Early in the morning, we were the first visitors of the day.  It’s spectacular to see, and you can probably find wonderful photos online.  With a point & shoot camera and little patience, my photos are a poor representation of the scale of this ruin.  It was inhabited from about 1160 to 1300.

Here's a photo I forgot to include yesterday of Spider Rock.  Named in honor of the Spider Woman, the goddess who taught the Navahos to weave.  It was so beautiful.

Here’s a photo I forgot to include yesterday of Spider Rock. Named in honor of the Spider Woman, the goddess who taught the Navahos to weave. It was so beautiful.

There is some farming in the canyon valley

There is some farming in the canyon valley

Sad that this has to be posted.

Sad that this has to be posted.

We said farewell to Canyon de Chelly with a rodeo of wild horses alongside the road.

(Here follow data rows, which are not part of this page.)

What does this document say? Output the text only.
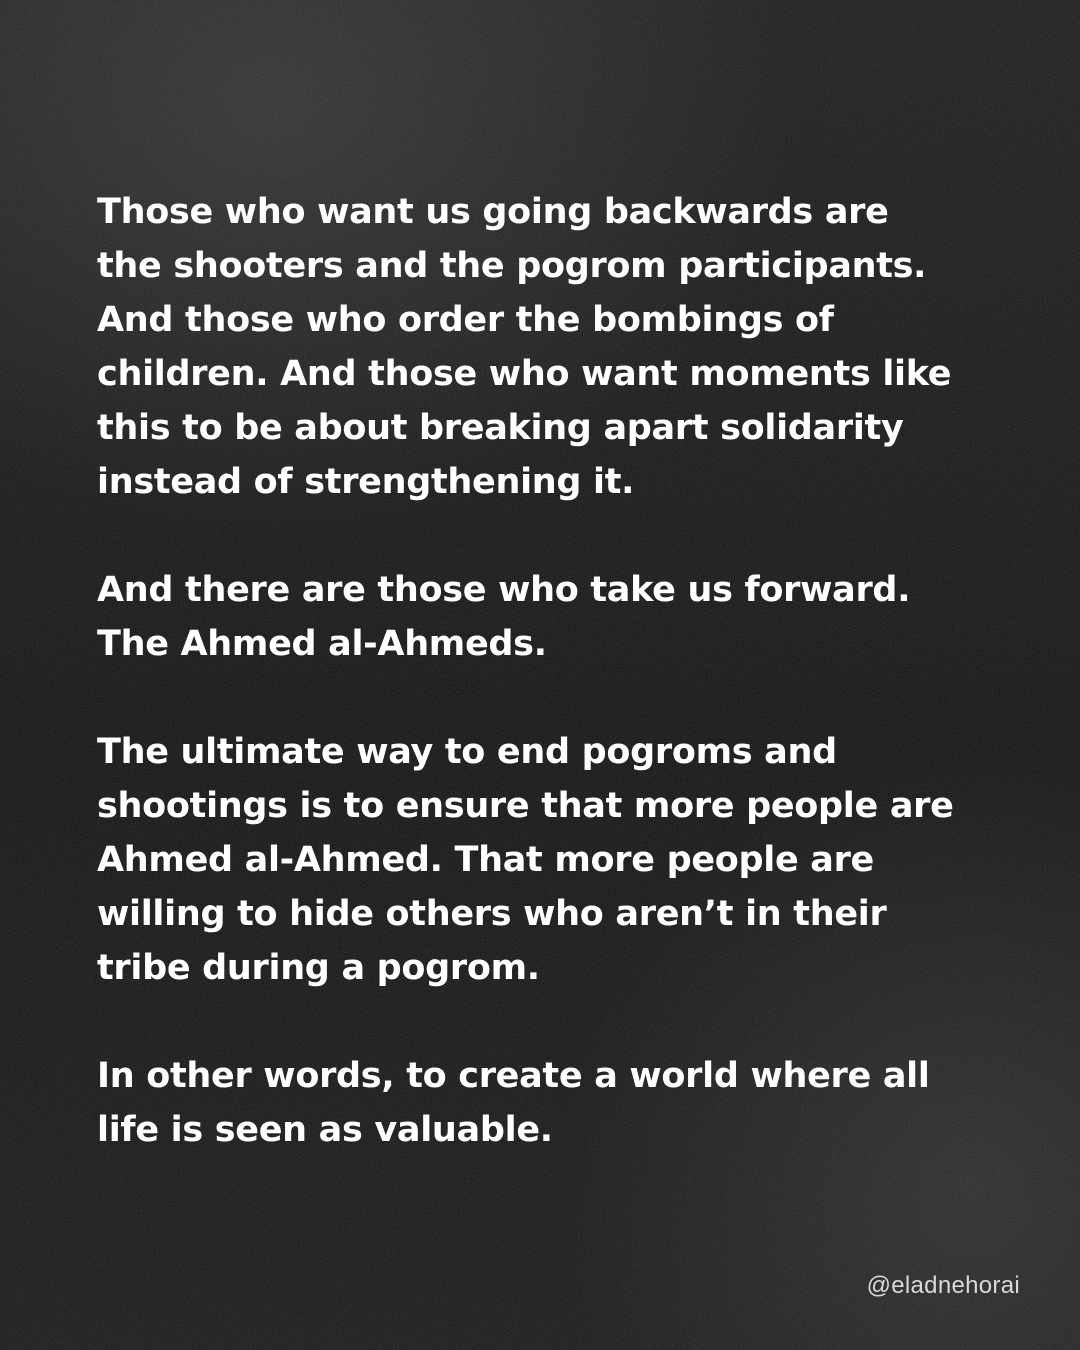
Those who want us going backwards are
the shooters and the pogrom participants.
And those who order the bombings of
children. And those who want moments like
this to be about breaking apart solidarity
instead of strengthening it.

And there are those who take us forward.
The Ahmed al-Ahmeds.

The ultimate way to end pogroms and
shootings is to ensure that more people are
Ahmed al-Ahmed. That more people are
willing to hide others who aren’t in their
tribe during a pogrom.

In other words, to create a world where all
life is seen as valuable.

@eladnehorai
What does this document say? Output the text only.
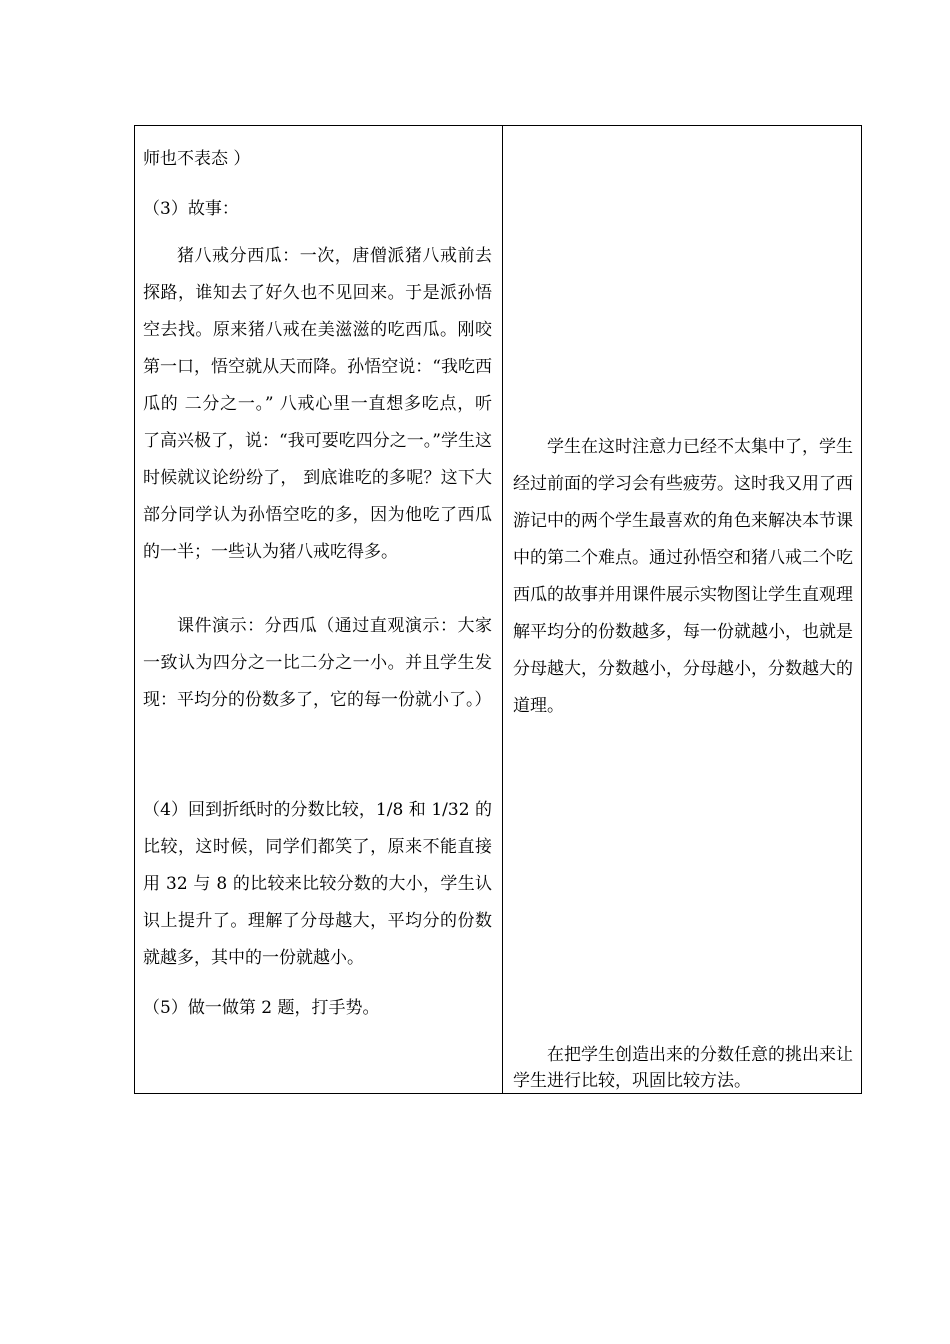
师也不表态 ）

（3）故事：

猪八戒分西瓜：一次，唐僧派猪八戒前去探路，谁知去了好久也不见回来。于是派孙悟空去找。原来猪八戒在美滋滋的吃西瓜。刚咬第一口，悟空就从天而降。孙悟空说：“我吃西瓜的 二分之一。” 八戒心里一直想多吃点，听了高兴极了，说：“我可要吃四分之一。”学生这时候就议论纷纷了， 到底谁吃的多呢？这下大部分同学认为孙悟空吃的多，因为他吃了西瓜的一半；一些认为猪八戒吃得多。

课件演示：分西瓜（通过直观演示：大家一致认为四分之一比二分之一小。并且学生发现：平均分的份数多了，它的每一份就小了。）

（4）回到折纸时的分数比较，1/8 和 1/32 的比较，这时候，同学们都笑了，原来不能直接用 32 与 8 的比较来比较分数的大小，学生认识上提升了。理解了分母越大，平均分的份数就越多，其中的一份就越小。

（5）做一做第 2 题，打手势。

学生在这时注意力已经不太集中了，学生经过前面的学习会有些疲劳。这时我又用了西游记中的两个学生最喜欢的角色来解决本节课中的第二个难点。通过孙悟空和猪八戒二个吃西瓜的故事并用课件展示实物图让学生直观理解平均分的份数越多，每一份就越小，也就是分母越大，分数越小，分母越小，分数越大的道理。

在把学生创造出来的分数任意的挑出来让学生进行比较，巩固比较方法。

I have such mixed feelings about this visit.  The ruins are spectacular to see, and the setting is so beautiful.  Canyon de Chelly is in the middle of the Navaho Reservation.  The general poverty, terrible living conditions, and the apparent lack of opportunity for making a living there are tough to witness.  We passed through so many little settlements of ramshackle housing, stuck out on a patch of desert landscape.  Blowing dirt and dust devils seem to be the main landscape features in the flats.  We saw no industry, no place for anyone to work, with the exception of a few gas stations.  There seems to be little agriculture (except in the canyon bottom), and little ranching of note.  There are plenty of entrepreneurs selling jewelry and painted rocks, but the customers for this seemed to be non-existent.  We were relieved to leave the Reservation, and I’m bothered by my relief.  I may leave physically, but I sure will be thinking about this for a long time.

We’re happy to be in New Mexico, but worried about the weather.  The nighttime temps are forecasted for the 20s, and the wind is relentless.  35-50mph, gusting to 65.  John did a masterful job guiding the Fireball along the road, but we were happy to make camp at Bluewater Lake State Park (about 60 miles west of Albuquerque) for the night.  We’ve battened down the hatches as best we can for the night, and are planning on moving out tomorrow.  Don’t think we can escape this weather though….it’s here for the next few days.  We’re going to try to find a place to tuck in out of the wind and just above the freezing line.  The photo below is the best image of just how windy it actually is here….

Why are you making me sit out here for this photo op?

Why are you making me sit out here for this photo op?

Tailwinds to a cyclist are a good thing, but enough is enough!